This being 2012, voters are taking to Instagram and Facebook to post photos they’ve taken inside of polling places and even inside of the voting booth, finger on the “Obama” or “Romney” button. And, this being 2012, people have taken to Twitter to complain about how this is illegal. But is it?
Good question. Yesterday, I asked it of Committee of Seventy president and CEO Zack Stalberg, who wasn’t exactly sure. And today, in the midst of all this election chaos in Philadelphia, I asked Seventy spokesperson Joe Grace. “I don’t know,” he told me, adding that he’d look into it.
According to the Citizen Media Law Project, “Pennsylvania has no state statute expressly prohibiting the use of cameras or video equipment inside or outside of polling places.”

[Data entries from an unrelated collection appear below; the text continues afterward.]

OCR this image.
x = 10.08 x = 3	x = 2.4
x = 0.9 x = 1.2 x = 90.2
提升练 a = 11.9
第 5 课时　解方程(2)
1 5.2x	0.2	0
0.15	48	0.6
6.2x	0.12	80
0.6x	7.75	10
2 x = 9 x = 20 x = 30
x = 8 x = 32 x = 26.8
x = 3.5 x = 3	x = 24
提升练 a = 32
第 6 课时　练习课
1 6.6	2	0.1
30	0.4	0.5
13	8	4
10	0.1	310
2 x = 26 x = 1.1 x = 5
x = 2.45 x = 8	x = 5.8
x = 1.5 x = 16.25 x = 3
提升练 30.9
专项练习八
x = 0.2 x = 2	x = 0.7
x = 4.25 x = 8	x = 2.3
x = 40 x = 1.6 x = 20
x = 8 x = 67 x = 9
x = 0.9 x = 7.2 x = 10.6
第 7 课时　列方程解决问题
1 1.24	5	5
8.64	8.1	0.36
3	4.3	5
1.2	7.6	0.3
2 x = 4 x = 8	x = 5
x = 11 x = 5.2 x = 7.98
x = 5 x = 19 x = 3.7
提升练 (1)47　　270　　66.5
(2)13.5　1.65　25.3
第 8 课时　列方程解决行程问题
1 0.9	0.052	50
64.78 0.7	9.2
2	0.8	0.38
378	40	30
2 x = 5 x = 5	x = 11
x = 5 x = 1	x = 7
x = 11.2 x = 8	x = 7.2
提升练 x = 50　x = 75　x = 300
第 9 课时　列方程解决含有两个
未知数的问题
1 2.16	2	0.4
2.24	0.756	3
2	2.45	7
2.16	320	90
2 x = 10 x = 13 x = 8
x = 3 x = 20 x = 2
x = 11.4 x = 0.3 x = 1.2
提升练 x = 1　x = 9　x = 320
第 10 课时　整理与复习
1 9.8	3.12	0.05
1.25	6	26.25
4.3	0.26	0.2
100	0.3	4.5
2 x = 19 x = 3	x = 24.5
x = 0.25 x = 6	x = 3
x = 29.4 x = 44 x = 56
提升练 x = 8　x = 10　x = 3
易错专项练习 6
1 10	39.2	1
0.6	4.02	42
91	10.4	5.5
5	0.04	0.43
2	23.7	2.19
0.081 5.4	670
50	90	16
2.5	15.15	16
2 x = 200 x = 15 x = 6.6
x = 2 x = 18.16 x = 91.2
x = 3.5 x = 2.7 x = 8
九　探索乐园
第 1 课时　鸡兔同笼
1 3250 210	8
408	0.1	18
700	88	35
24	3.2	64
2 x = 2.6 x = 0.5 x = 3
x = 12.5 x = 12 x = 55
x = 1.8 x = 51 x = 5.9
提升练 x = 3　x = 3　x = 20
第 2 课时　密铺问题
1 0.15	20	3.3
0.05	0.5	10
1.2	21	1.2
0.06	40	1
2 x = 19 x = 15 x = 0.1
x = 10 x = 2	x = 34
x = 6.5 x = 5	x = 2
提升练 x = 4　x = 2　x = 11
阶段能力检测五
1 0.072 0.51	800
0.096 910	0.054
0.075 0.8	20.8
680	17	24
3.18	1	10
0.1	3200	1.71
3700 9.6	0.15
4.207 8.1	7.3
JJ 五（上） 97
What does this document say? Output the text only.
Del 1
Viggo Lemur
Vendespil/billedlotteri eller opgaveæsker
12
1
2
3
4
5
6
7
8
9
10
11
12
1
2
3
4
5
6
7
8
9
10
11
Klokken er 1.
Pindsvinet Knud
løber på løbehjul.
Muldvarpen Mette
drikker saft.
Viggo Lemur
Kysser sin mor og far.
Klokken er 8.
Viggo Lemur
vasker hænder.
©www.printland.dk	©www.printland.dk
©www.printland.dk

But as for taking photos of the vote being made inside the booth, here’s what the CMLP says: “Section 3530 of Title 25 of the Pennsylvania Statutes restricts activities that may reveal the contents of a voter’s ballot. This provision makes it a misdemeanor for a voter to ‘allow his ballot or the face of the voting machine voted by him to be seen by any person with apparent intention of letting it be known how he is about to vote.’”
The CMLP goes on: “This language does not cover posting an image of one’s own marked ballot on the Internet after voting, but it would likely cover streaming live video at the time of voting. Section 3530 also prohibits ‘endeavor[ing] to induce any elector before depositing his ballot to show how he marks or has marked his ballot.’ This makes it unlawful to photograph or film other voters in such a way that might reveal the contents of their ballots.”

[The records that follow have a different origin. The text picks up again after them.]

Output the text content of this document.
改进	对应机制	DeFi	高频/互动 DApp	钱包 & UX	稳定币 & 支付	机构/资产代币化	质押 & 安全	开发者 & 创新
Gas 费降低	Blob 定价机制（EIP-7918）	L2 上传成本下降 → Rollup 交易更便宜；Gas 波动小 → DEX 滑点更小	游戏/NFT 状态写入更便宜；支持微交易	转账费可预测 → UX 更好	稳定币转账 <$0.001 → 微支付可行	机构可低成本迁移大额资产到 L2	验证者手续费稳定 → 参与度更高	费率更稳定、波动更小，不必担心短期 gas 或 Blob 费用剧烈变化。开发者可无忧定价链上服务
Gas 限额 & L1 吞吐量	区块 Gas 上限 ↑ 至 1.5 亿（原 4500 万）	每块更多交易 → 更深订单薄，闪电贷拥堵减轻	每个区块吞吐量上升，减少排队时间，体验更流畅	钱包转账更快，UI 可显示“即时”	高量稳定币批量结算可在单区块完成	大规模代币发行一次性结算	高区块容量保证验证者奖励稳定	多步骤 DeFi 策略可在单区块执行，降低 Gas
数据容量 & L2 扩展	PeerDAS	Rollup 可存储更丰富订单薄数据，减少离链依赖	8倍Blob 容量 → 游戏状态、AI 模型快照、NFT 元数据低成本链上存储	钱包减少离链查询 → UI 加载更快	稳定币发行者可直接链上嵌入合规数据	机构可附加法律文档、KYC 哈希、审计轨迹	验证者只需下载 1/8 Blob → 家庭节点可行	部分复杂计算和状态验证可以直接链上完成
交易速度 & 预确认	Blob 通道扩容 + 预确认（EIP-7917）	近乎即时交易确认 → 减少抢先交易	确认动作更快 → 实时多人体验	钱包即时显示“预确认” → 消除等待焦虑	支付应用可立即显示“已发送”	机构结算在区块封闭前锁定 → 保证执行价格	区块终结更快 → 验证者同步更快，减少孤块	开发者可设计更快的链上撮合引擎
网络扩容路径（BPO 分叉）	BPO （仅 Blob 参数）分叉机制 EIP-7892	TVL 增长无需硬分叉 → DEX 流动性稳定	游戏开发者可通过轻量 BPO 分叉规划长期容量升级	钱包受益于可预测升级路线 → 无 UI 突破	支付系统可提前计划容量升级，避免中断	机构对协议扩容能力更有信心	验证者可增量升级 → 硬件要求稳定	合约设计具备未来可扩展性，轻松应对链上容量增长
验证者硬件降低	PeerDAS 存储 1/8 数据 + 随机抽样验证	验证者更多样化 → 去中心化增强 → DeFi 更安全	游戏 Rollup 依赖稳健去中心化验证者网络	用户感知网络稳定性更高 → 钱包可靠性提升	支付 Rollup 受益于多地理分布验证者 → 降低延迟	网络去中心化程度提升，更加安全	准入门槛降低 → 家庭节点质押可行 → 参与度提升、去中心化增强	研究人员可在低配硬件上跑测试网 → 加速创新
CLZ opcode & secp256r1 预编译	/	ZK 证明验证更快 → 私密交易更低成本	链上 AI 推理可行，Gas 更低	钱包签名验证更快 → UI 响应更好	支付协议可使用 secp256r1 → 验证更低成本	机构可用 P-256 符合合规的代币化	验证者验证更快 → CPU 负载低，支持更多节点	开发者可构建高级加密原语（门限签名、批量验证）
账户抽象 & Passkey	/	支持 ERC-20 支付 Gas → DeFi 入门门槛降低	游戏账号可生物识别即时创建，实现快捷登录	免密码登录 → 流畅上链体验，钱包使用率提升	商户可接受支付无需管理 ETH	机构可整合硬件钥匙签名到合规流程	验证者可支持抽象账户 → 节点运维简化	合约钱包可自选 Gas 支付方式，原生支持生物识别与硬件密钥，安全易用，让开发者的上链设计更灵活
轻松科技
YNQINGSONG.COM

I called Montgomery County Assistant Solicitor David Robinson to get his take. “The state says that this is a completely confidential endeavor,” says Robinson. “The voting machines are designed to protect the privacy of the voter. There’s nothing in the statute that mentions that the voter is able to waive his privacy. As far as taking pictures of a ballot and posting it, there are many potential legal issues, especially if the vote is contested. I would advise the county, if we were asked if it was permitted, that we would strongly advise against it. But there is no specific county law in place.”

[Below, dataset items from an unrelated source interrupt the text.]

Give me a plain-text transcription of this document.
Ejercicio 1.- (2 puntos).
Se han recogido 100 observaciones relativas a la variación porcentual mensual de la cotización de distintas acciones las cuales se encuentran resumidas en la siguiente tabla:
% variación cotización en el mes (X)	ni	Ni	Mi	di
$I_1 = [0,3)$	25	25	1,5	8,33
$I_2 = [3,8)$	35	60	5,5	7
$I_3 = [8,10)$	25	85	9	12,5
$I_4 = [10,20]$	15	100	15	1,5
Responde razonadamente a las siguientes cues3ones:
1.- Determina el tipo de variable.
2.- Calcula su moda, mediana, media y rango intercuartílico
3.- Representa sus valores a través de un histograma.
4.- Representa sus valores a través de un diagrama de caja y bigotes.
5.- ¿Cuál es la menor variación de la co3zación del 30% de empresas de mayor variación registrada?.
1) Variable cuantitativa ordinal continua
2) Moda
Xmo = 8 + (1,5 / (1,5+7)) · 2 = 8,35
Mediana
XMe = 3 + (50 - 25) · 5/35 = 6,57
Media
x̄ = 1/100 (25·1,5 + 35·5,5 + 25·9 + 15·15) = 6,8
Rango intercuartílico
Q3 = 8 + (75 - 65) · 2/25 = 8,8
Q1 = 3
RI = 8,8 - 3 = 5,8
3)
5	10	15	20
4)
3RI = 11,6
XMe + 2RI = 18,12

According to Joe “I don’t give out my last name” at the Election Bureau in Delaware County, voters in Delco “are not supposed to have their phones or cameras inside of election booths at all. The Delaware County Board of Election passed that law.” In Chester County, Voter Services Director Jim Forsythe told his assistant to tell me, “You’re prohibited here by county law.” The folks in Bucks County couldn’t give me an immediate answer. And here in Philadelphia, well, there’s been a busy signal at the local election office for the last two hours, so it’s anybody’s guess.
Meanwhile, if you’re in New York, Gothamist says, “Did you document your vote? See you in jail!”